Let $\omega = \frac{xdy -ydx}{x^2+y^2}$ and for $p, q > 0$ define the curve $C_{p,q,x,y}$:
$$ (-p,-q) \rightarrow (x,-q) \rightarrow (x,y) $$
Let $$f(x,y) = \int_{C_{p,q,x,y}}\omega$$
Show that $f(x,y)$ is discontinuous at $x=0$ if $y \geq 0$ is fixed, but not if $y < 0$. What is the significance of the value of this discontinuity?

Relevant Equations

Found the discontinuity to be $2\pi$ if $y> 0$ and $\pi$ if $y=0$. However, I don't really know what the significance of this value is in this context.

after two simple line integrals we find that

$$ f(x,y) = \arctan{p/q} + \arctan{y/x} + \pi/2$$
if $x > 0$ and
$$f(x,y) = \arctan{p/q} + \arctan{y/x} - \pi/2$$
if $x < 0$.
And then we can just take the limits to find the value of the discontinuity (as given above). But what is the significance of the value? I know it's a vague question but is there something very fundamental?

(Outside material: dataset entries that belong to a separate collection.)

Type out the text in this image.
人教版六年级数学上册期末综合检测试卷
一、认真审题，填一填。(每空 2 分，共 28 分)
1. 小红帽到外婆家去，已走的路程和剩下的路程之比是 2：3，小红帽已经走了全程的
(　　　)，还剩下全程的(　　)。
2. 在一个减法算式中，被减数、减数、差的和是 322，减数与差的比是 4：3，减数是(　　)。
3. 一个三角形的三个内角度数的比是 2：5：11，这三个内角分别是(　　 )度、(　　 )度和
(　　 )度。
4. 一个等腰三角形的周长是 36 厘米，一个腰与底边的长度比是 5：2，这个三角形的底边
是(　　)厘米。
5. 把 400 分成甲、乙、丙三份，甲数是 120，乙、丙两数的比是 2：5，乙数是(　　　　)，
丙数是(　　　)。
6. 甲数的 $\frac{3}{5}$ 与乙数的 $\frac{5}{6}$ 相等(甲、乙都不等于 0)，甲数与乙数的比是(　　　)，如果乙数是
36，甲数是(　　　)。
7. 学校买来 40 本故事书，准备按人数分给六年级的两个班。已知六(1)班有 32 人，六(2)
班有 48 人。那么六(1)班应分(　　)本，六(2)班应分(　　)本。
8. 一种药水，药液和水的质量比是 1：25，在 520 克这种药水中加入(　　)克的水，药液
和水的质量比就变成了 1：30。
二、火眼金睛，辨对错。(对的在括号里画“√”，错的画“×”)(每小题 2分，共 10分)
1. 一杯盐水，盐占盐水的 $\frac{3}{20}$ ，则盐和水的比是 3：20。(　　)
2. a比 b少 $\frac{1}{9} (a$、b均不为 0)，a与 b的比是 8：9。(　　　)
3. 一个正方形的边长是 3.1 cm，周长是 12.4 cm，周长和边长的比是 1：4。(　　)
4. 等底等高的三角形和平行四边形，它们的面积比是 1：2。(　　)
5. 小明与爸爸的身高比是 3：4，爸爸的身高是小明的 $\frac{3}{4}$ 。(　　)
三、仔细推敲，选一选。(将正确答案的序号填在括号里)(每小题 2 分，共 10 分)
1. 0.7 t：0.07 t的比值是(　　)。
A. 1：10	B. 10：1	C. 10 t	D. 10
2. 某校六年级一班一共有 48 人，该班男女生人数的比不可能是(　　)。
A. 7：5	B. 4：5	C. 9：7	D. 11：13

Perhaps something that's related is that earlier in the question there is discussion of how with $\theta = \arctan(y/x)$, $d\theta$ is closed (as a differential form), but not exact.

 

[PeroK]

The most obvious thing that comes to mind is that at $y = 0$ you are jumping from one branch of the $\arctan$ graph to the next.